Five days after the birth of my first daughter, I held her in my arms as my husband held me. My head was bent against his shoulder, and I was sobbing so heavily that I shook. I could barely breathe, but I pushed out the words: “I. Just. Want. To. Feed. My. Baby.”
That I wouldn’t be able to, and that no lactation consultant or midwife would admit this, turned what would have been a disappointing situation into a near health crisis for my daughter.
I had been told that it might take as long as three days for my milk to come in, so by day four I was perplexed. By the end of that day confusion gave way to disappointment. I was never particularly fond of my breasts, and I’d been looking forward to a new sense of appreciation for them; hey, they might not be Playboy material but they could sustain a life! By day five, panic had set in. The baby was getting crankier, and I was agitated and devastated, the oxytocin from childbirth flooding from my body with no pleasure hormones from breastfeeding to replace them.
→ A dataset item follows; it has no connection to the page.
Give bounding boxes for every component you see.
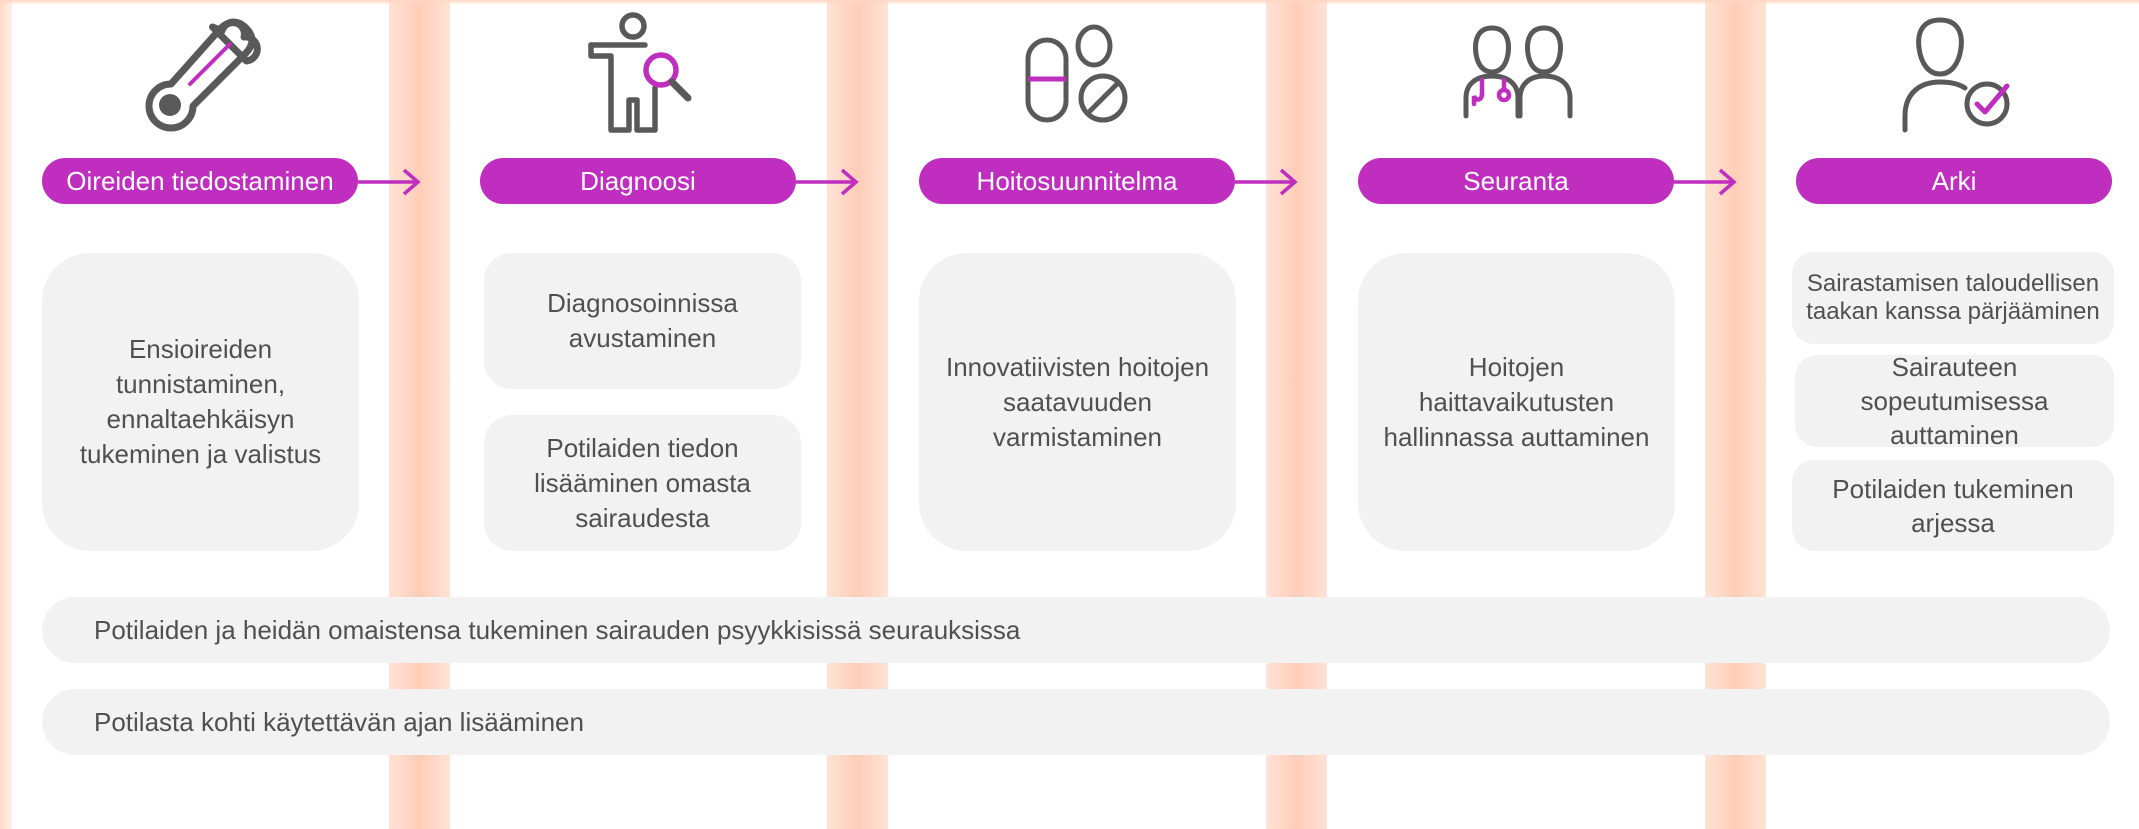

On the phone, my midwives sounded as perplexed as I was. I’d had a natural childbirth, and was totally committed to nursing. My mother was able to breastfeed. It must just be that we weren’t trying hard enough, or that the baby wasn’t latching properly. They prescribed a militant regimen of water-drinking and pumping—15 minutes on, 10 minutes off, for two hours straight, then a two-hour break until I started again. I fed the baby the pathetic quarter-ounce yield and prayed for that mythical sensation I’d heard about called let-down.
A day later, when I told the midwives that nothing had changed, they just said, “Huh. We’ve never heard of this before.” Let down, indeed. Whatever happened, they said, don’t introduce the bottle, or give formula. I was presented with a list of what horrors might unfold if I did: obesity, compromised immune system, lowered IQ.